How many IT professionals should you have in your information technology department? It is a complicated question. The central issue is the number of tasks to complete and the allocated budget, as well as having enough employees who work the standard forty-hour week, while achieving every objective required in generating business success.
The overburdening of staff in IT departments leads to excessive overtime and chronic burnout, which in turn leads to underperformance for the organization. A recent comprehensive survey of the IT industry indicates that the average IT worker puts in 52 hours a week, and 18% of respondents work more than 60 hours per week on average.
The Perfect Ratio – The Outline Of An Answer
Help desks take up a significant portion of IT department time, according to the survey. Adding more support staff gets more done throughout departments as the extra support staff help frees up other employees for the core tasks of the IT department roles.
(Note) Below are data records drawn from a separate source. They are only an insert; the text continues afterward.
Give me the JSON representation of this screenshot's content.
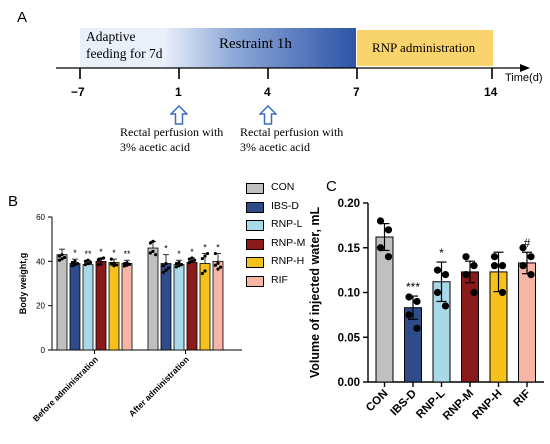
{
  "panels": {
    "a": "A",
    "b": "B",
    "c": "C"
  },
  "timeline": {
    "phase_adaptive": [
      "Adaptive",
      "feeding for 7d"
    ],
    "phase_restraint": "Restraint 1h",
    "phase_rnp": "RNP administration",
    "axis_label": "Time(d)",
    "ticks": [
      "−7",
      "1",
      "4",
      "7",
      "14"
    ],
    "note1": [
      "Rectal perfusion with",
      "3% acetic acid"
    ],
    "note2": [
      "Rectal perfusion with",
      "3% acetic acid"
    ],
    "colors": {
      "adaptive": "#eaf0fa",
      "restraint": "#2d54a8",
      "rnp": "#f9d36b"
    }
  },
  "legend": {
    "items": [
      {
        "label": "CON",
        "color": "#c0c0c0"
      },
      {
        "label": "IBS-D",
        "color": "#2f4b8a"
      },
      {
        "label": "RNP-L",
        "color": "#a9d8e8"
      },
      {
        "label": "RNP-M",
        "color": "#8b1a1a"
      },
      {
        "label": "RNP-H",
        "color": "#f5c11a"
      },
      {
        "label": "RIF",
        "color": "#f7b5a6"
      }
    ]
  },
  "chart_data": [
    {
      "type": "bar",
      "panel": "B",
      "ylabel": "Body weight,g",
      "ylim": [
        0,
        60
      ],
      "yticks": [
        0,
        20,
        40,
        60
      ],
      "groups": [
        "Before administration",
        "After administration"
      ],
      "series": [
        {
          "name": "CON",
          "values": [
            43,
            46
          ],
          "err": [
            2.5,
            3
          ]
        },
        {
          "name": "IBS-D",
          "values": [
            39,
            39
          ],
          "err": [
            2,
            4
          ]
        },
        {
          "name": "RNP-L",
          "values": [
            38.5,
            38.5
          ],
          "err": [
            2,
            2
          ]
        },
        {
          "name": "RNP-M",
          "values": [
            40,
            39.5
          ],
          "err": [
            1.5,
            2
          ]
        },
        {
          "name": "RNP-H",
          "values": [
            39.5,
            39
          ],
          "err": [
            1.5,
            4.5
          ]
        },
        {
          "name": "RIF",
          "values": [
            39,
            40
          ],
          "err": [
            1.5,
            3.5
          ]
        }
      ],
      "significance": [
        [
          "",
          "*",
          "**",
          "*",
          "*",
          "**"
        ],
        [
          "",
          "*",
          "*",
          "*",
          "*",
          "*"
        ]
      ]
    },
    {
      "type": "bar",
      "panel": "C",
      "ylabel": "Volume of injected water, mL",
      "ylim": [
        0,
        0.2
      ],
      "yticks": [
        0.0,
        0.05,
        0.1,
        0.15,
        0.2
      ],
      "ytick_labels": [
        "0.00",
        "0.05",
        "0.10",
        "0.15",
        "0.20"
      ],
      "categories": [
        "CON",
        "IBS-D",
        "RNP-L",
        "RNP-M",
        "RNP-H",
        "RIF"
      ],
      "values": [
        0.162,
        0.083,
        0.112,
        0.123,
        0.123,
        0.133
      ],
      "err": [
        0.015,
        0.013,
        0.022,
        0.012,
        0.022,
        0.012
      ],
      "points": [
        [
          0.18,
          0.17,
          0.15,
          0.14
        ],
        [
          0.095,
          0.09,
          0.075,
          0.06
        ],
        [
          0.125,
          0.12,
          0.1,
          0.085
        ],
        [
          0.14,
          0.13,
          0.12,
          0.1
        ],
        [
          0.14,
          0.13,
          0.13,
          0.1
        ],
        [
          0.15,
          0.14,
          0.13,
          0.12
        ]
      ],
      "significance": [
        "",
        "***",
        "*",
        "",
        "",
        "#"
      ]
    }
  ]
}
Having added responsibilities piled on top is another factor that determines workweek length. Expectations of IT departments add hours to the week.
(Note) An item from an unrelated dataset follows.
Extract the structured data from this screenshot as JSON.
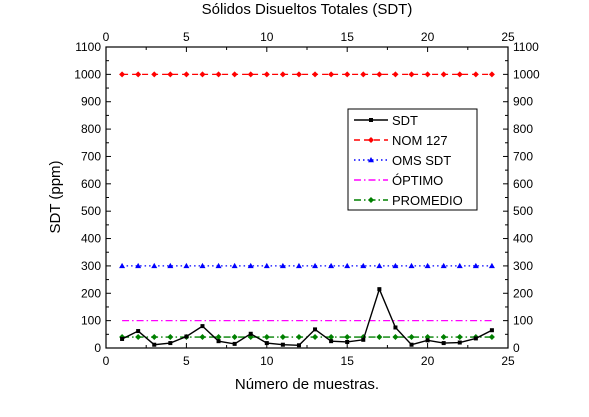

The survey provides evidence that larger IT teams perform more efficiently and achieve better results. It may be that bigger units are less burdened generally, or that the ability to spread the work among more personnel is just more efficient. In the survey, the overworked departments had an average of ten staff members and the companies that coped with the IT workload within regular work hours had 17 IT workers on average.
The Industry Supported Determines The IT Workload
In technology-based industries, such as engineering and manufacturing, as well as non-profits, the norm is high, above fifty hours per week. Construction and engineering showed the longest hours of any workweek as measured by industry. In contrast, other professions such as government, education, and healthcare have workweeks that resemble the national average and seldom extend beyond forty hours.
IT professionals in North America report longer than average workweeks, but pros in other parts of the world are putting in long hours too, though slightly less than their American counterparts. The takeaway is that if you choose a career as an IT professional, you can expect to work long hours.
The big-picture conclusions that follow directly from these facts are that IT workers are diligent people, who put in the time and take care of your business, like roots that nourish a tree. When teams are too small and too much overworked it causes disruptive pressure, mistakes, and degraded performance.
The Right IT Teams Get Jobs Done
The need for efficient and high-performing technology in the workplace is not going to diminish. In fact, the competitive landscape drives the search to increase the returns that organizations gain from their hard-working IT and support elements. IT departments work better and deliver better solutions when they have enough staff to cover all ongoing operations activities, without resorting to overtime every week.
Ultimately, right-sized IT departments increase the return on revenue that their parent organizations generate if they get the balance right and will deliver sound investment returns; companies that find the right IT staffing ratio save money and become more competitive in the long run.